46. Silene pseudatocion Desfontaines, Fl. Atlant. 1: 353. 1798. (as pseudo-atocion).
Plants annual; taproot slender. Stems straggling to erect, much-branched, elongate, 20-70 cm, sparsely retrorse-puberulent. Leaves 2 per node, sessile with spatulate, broad, ciliate base, blade oblanceolate, 1.3-5 cm × 4-15 mm, apex acuminate, glabrous or sparsely setose. Inflorescences cymose, open, compound, pedunculate; bracts leaflike, lanceolate, 3-15 mm, apex acuminate; peduncle ascending, elongate, viscid stipitate-glandular. Pedicels ascending, elongate, viscid stipitate-glandular. Flowers: calyx prominently 10-veined, clavate, with long, slender tube surrounding carpophore, 17-20 × 4-6 mm, veins parallel, green or purple with purple stipitate glands, with pale commissures, lobes lanceolate, 2-3 mm, margins ciliate, apex acute; corolla bright pink, clawed, claw slightly longer than calyx, limb obovate, unlobed, ca. 1 cm, appendages 2, oblong, 2 mm, entire; stamens included in tip of calyx tube; styles 3, exserted. Capsules ovoid, slightly longer than calyx, opening by 6 recurved teeth; carpophore 9-10 mm, pubescent. Seeds dull and very dark brown, almost globose, inrolled like a clenched fist, 1-1.3 mm, sides with radiating wrinkles, finely tuberculate abaxially. 2n = 24 (Balearic Islands).

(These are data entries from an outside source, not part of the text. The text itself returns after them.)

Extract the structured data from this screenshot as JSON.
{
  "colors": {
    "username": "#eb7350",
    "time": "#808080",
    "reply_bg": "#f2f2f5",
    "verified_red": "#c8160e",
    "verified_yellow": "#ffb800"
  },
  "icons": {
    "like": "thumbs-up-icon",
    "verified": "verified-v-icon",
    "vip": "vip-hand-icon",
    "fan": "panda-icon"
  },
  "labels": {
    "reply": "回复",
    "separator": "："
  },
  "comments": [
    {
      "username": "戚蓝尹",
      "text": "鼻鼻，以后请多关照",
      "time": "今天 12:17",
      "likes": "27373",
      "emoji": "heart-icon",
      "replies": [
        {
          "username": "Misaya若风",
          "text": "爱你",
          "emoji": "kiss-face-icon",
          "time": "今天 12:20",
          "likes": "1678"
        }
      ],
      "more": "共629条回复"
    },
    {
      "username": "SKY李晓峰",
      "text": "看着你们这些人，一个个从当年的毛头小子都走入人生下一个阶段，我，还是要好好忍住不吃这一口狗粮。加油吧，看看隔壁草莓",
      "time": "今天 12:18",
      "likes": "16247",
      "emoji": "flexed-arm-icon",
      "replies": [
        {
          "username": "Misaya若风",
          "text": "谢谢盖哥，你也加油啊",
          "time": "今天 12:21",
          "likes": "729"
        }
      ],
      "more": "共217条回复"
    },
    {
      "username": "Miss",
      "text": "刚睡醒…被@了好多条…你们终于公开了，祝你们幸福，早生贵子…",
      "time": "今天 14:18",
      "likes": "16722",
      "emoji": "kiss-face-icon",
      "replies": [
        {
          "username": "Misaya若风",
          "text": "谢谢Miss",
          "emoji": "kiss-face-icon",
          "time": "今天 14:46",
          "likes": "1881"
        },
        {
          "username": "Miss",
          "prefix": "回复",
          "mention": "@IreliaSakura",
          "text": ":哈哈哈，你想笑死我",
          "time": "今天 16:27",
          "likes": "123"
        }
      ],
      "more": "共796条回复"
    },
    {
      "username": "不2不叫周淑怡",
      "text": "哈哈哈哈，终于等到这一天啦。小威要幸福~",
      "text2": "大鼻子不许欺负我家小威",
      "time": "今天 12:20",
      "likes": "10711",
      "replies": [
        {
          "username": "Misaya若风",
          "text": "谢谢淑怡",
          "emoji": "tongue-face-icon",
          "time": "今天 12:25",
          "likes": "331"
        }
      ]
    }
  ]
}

Flowering spring. Neglected gardens, roadsides, waste places; 0-500 m; introduced; Calif.; Europe (Balearic Islands); n Africa.
Silene pseudatocion is occasionally grown in gardens and rarely occurs as a weed in California. It is similar to another garden escape, S. pendula, but it differs in having a calyx tube with a very long, slender base and unlobed petals.